Дело происходило в заштатном прусском городке Гомбурге, с населением в несколько тысяч человек, где был известный курорт. Гомбург имел, как и полагалось каждому уважающему себя немецкому городку, древний замок, несколько маленьких фабрик, но главным его капиталом оставались гомбургские воды, создававшие славу курорту, а при них курзал и казино с рулеткой. В сезон население городка удваивалось, а то и утраивалось. Воды здесь были слабые, но возбуждали аппетит и лечили малокровие. Городок находился всего в получасе езды от Франкфурта-на-Майне; сюда обыкновенно ездили подлечиться выздоравливающие, страдающие разными расстройствами.
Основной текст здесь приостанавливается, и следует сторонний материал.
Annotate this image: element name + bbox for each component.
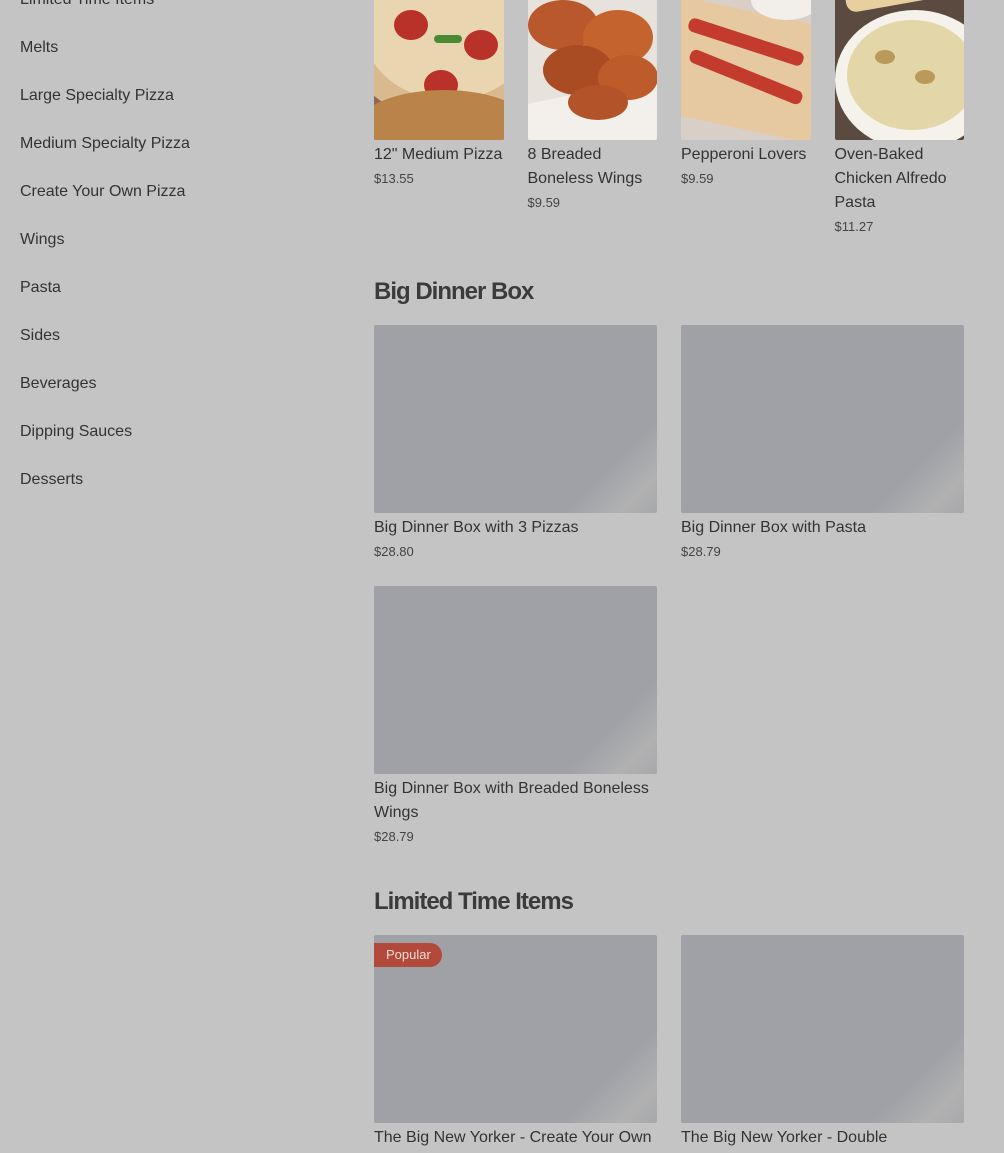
sidebar-item-limited-time-items[interactable]: Limited Time Items [20,0,320,36]
menu-card[interactable]: Big Dinner Box with 3 Pizzas $28.80 [374,325,657,563]
sidebar-item-pasta[interactable]: Pasta [20,276,320,324]
item-name: Big Dinner Box with Breaded Boneless Win… [374,780,649,821]
item-name: 8 Breaded Boneless Wings [527,146,643,187]
menu-card[interactable]: Oven-Baked Chicken Alfredo Pasta $11.27 [834,0,964,238]
item-price: $28.80 [374,544,414,559]
menu-page: Limited Time Items Melts Large Specialty… [0,0,1004,1153]
sidebar-item-large-specialty-pizza[interactable]: Large Specialty Pizza [20,84,320,132]
menu-card[interactable]: 12" Medium Pizza $13.55 [374,0,504,238]
item-price: $9.59 [681,171,714,186]
pizza-image [374,0,504,140]
sidebar-item-medium-specialty-pizza[interactable]: Medium Specialty Pizza [20,132,320,180]
sidebar-item-desserts[interactable]: Desserts [20,468,320,516]
popular-badge: Popular [374,943,442,967]
section-title-limited-time-items: Limited Time Items [374,888,574,915]
menu-card[interactable]: Big Dinner Box with Breaded Boneless Win… [374,586,657,848]
item-name: Oven-Baked Chicken Alfredo Pasta [834,146,947,211]
sidebar-item-melts[interactable]: Melts [20,36,320,84]
category-sidebar: Limited Time Items Melts Large Specialty… [20,0,320,516]
sidebar-item-create-your-own-pizza[interactable]: Create Your Own Pizza [20,180,320,228]
item-name: The Big New Yorker - Create Your Own [374,1129,652,1146]
sidebar-item-dipping-sauces[interactable]: Dipping Sauces [20,420,320,468]
item-name: The Big New Yorker - Double [681,1129,888,1146]
item-image-placeholder: Popular [374,935,657,1123]
item-image-placeholder [681,325,964,513]
melt-image [681,0,811,140]
item-price: $28.79 [374,829,414,844]
item-name: 12" Medium Pizza [374,146,503,163]
pasta-image [834,0,964,140]
menu-card[interactable]: 8 Breaded Boneless Wings $9.59 [527,0,657,238]
item-image-placeholder [374,586,657,774]
menu-card[interactable]: Pepperoni Lovers $9.59 [681,0,811,238]
item-name: Big Dinner Box with 3 Pizzas [374,519,579,536]
sidebar-item-wings[interactable]: Wings [20,228,320,276]
menu-card[interactable]: Big Dinner Box with Pasta $28.79 [681,325,964,563]
menu-card[interactable]: Popular The Big New Yorker - Create Your… [374,935,657,1150]
item-name: Big Dinner Box with Pasta [681,519,866,536]
item-name: Pepperoni Lovers [681,146,807,163]
section-title-big-dinner-box: Big Dinner Box [374,278,534,305]
item-price: $28.79 [681,544,721,559]
sidebar-item-beverages[interactable]: Beverages [20,372,320,420]
wings-image [527,0,657,140]
menu-card[interactable]: The Big New Yorker - Double [681,935,964,1150]
item-image-placeholder [681,935,964,1123]
item-price: $11.27 [834,219,874,234]
sidebar-item-sides[interactable]: Sides [20,324,320,372]
item-price: $9.59 [527,195,561,210]
item-price: $13.55 [374,171,414,186]
item-image-placeholder [374,325,657,513]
Князь Петр Андреевич Вяземский давно страдал бессонницей, потерей аппетита и вследствие этого раздражительностью, меланхолией и тоской. В лето одна тысяча восемьсот семьдесят четвертое он, как всегда, проехавшись с княгиней Верой Федоровной по Европе, пробыл несколько дней в Висбадене и под конец затосковал в Гомбурге, и, кажется, надолго.
Тосковал он на даче Киселева, в которой княгиня занимала весь нижний этаж, а кабинет князя был наверху. Впрочем, дачей Киселева ее называли скорее по привычке. Несколькими дачами в Гомбурге владела Софья Станиславовна Киселева, урожденная Потоцкая, с которой сам Павел Дмитриевич Киселев, граф, бывший министр государственных имуществ, теперь уже покойный, окончательно разъехался еще в начале тридцатых годов.